Partiti e politici

Le vere riforme nascono sempre da un tradimento

28 Ottobre 2014

L’odio verso il rinnegato è diverso dall’odio verso l’infedele. L’infedele è definito a priori. Il rinnegato è, invece, uno che cambia rispetto a una condizione di partenza, a una natura che avrebbe dovuto tenerlo lontano, da questa possibilità.  Giuda (Feltrinelli) il nuovo romanzo di Amos Oz uscito una settimana fa in libreria tocca un tema che ci riguarda molto da vicino. Scelgo un passo. “Chi è pronto al cambiamento, disse Shemuel (uno dei tre protagonisti in vita, altri ci sono ma sono morti e dunque parlano attraverso le loro parole che i vivi hanno conservato), chi ha il coraggio di cambiare, viene sempre considerato un traditore da coloro che non sono capaci di nessun cambiamento, e hanno una paura da morire del cambiamento e non lo capiscono e hanno disgusto di ogni cambiamento” [p. 269]   “Solo chi tradisce, chi esce fuori dalle convenzioni della comunità cui appartiene, è capace di cambiare sé stesso e il mondo”. Così Amos Oz, lunedì 20 ottobre nell’intervista che anticipava l’uscita del suo nuovo romanzo.

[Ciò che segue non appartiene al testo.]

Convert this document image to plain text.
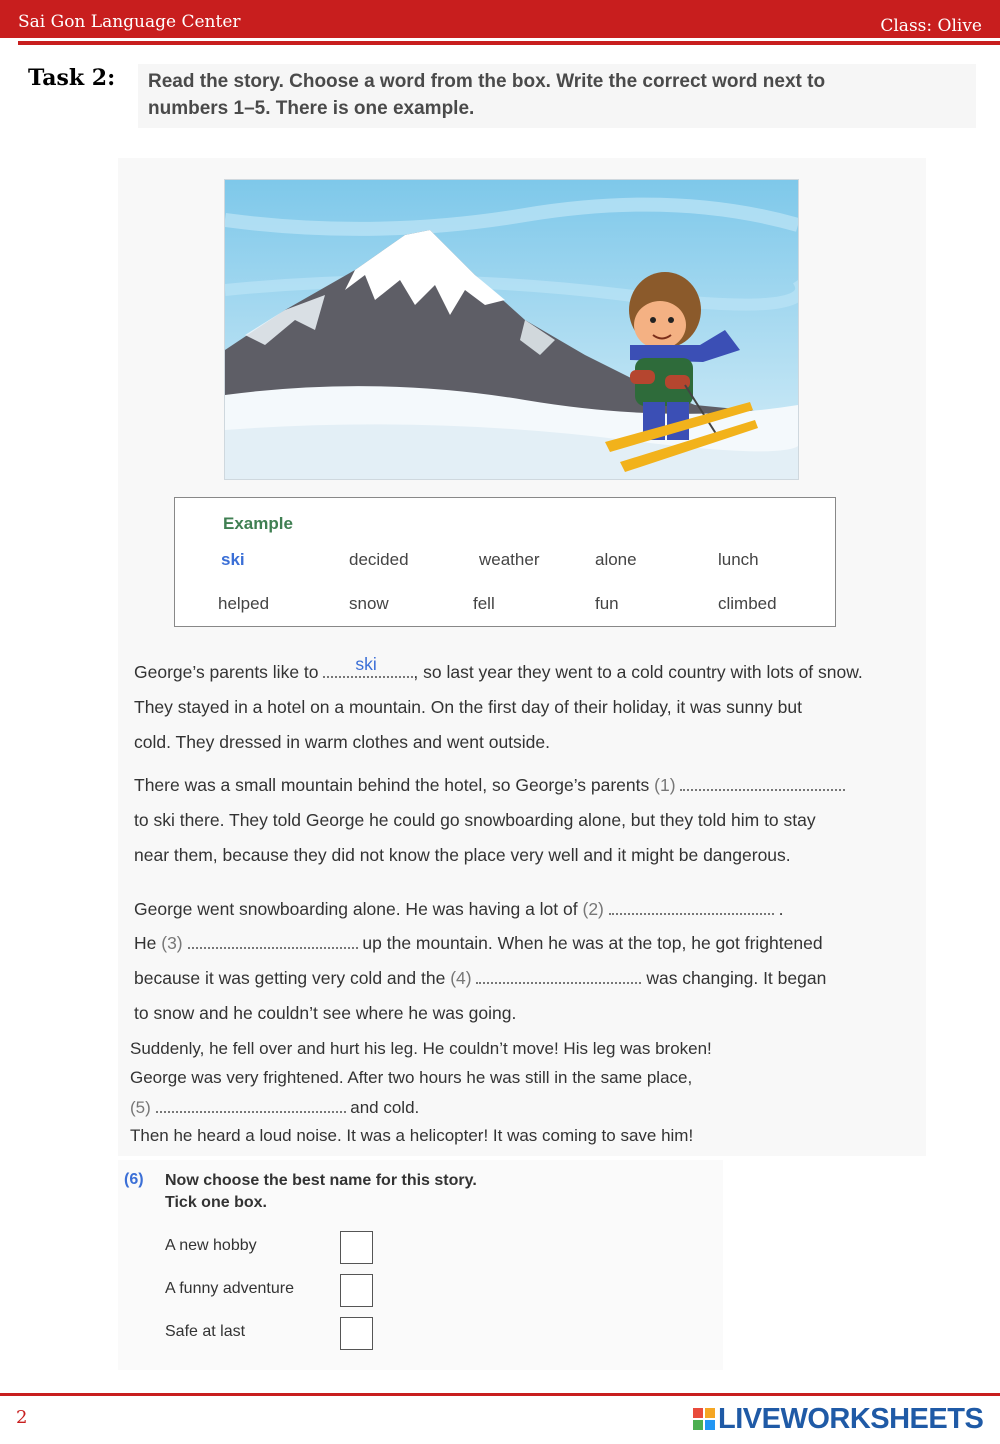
Sai Gon Language Center	Class: Olive
Task 2: Read the story. Choose a word from the box. Write the correct word next to
numbers 1–5. There is one example.
Example
ski	decided	weather	alone	lunch
helped	snow	fell	fun	climbed
George’s parents like to ski , so last year they went to a cold country with lots of snow.
They stayed in a hotel on a mountain. On the first day of their holiday, it was sunny but
cold. They dressed in warm clothes and went outside.
There was a small mountain behind the hotel, so George’s parents (1)
to ski there. They told George he could go snowboarding alone, but they told him to stay
near them, because they did not know the place very well and it might be dangerous.
George went snowboarding alone. He was having a lot of (2)	.
He (3)	up the mountain. When he was at the top, he got frightened
because it was getting very cold and the (4)	was changing. It began
to snow and he couldn’t see where he was going.
Suddenly, he fell over and hurt his leg. He couldn’t move! His leg was broken!
George was very frightened. After two hours he was still in the same place,
(5)	and cold.
Then he heard a loud noise. It was a helicopter! It was coming to save him!
(6) Now choose the best name for this story.
Tick one box.
A new hobby
A funny adventure
Safe at last
2	LIVEWORKSHEETS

È l’aforisma che il giorno dopo Giuliano Ferrara ha fatto suo rivendicando il senso di una storia che lo riguarda. Capisco l’ammiccamento, ma ci porta fuori pista. Il traditore di cui ci parla Amos Oz non è un “ex” né soffre della sindrome dell’ “ex”.  Il traditore che sta al centro della storia che ci propone Oz non è uno che è passato  dalla parte dell’avversario. E’ uno che improvvisamente percepisce i limiti della propria parte, senza abbandonarla, ma volendo riformarla.  Ciò che tradisce così sono le convinzioni profonde presenti nella propria parte, sottolineandone le contraddizioni, ponendo problemi, questioni che ritiene ineludibili e rivolgendoli prima di tutto e principalmente  ai propri.

Il suo obiettivo, la sua posta in gioco, è la scommessa sul cambiamento che non si fonda sull’atto dell’abbandono, ma su quello del cambiare alcune variabili e dimostrare la debolezza, la scarsa lungimiranza, il “fiato corto”, di qualcosa che è connotativo del proprio mondo di appartenenza. Il tradimento, dunque, non è passare dall’altra parte, ma rovesciare o scombinare radicalmente l’assunto e il modello argomentativo su cui si è retta la retorica, la struttura argomentativa e la scala delle priorità della propria parte. In un’epoca di trasformazione, si diventa traditori, se si interrompe la continuità rispetto al prima, ovvero se si prova a pensare, prima o oltre il proprio tempo.  Forse ad avere un pensiero divergente.

A fronte di questa condizione in  Italia, invece, sta diffondendosi un linguaggio fondato sull’interdetto. Lo caratterizza un clima intriso di rancore in cui conta il passato, e se alle domande del presente si risponde con il criterio della fedeltà.  Un linguaggio in cui la sfida di innovare, è tenuta sotto ricatto, dalla possibile condizione di solitudine.  Il confronto politico veste, ancora una volta, le maschere dell’ eresia e del canone. Siamo in Italia, ancora una volta, impastati in una nuova guerra di religione?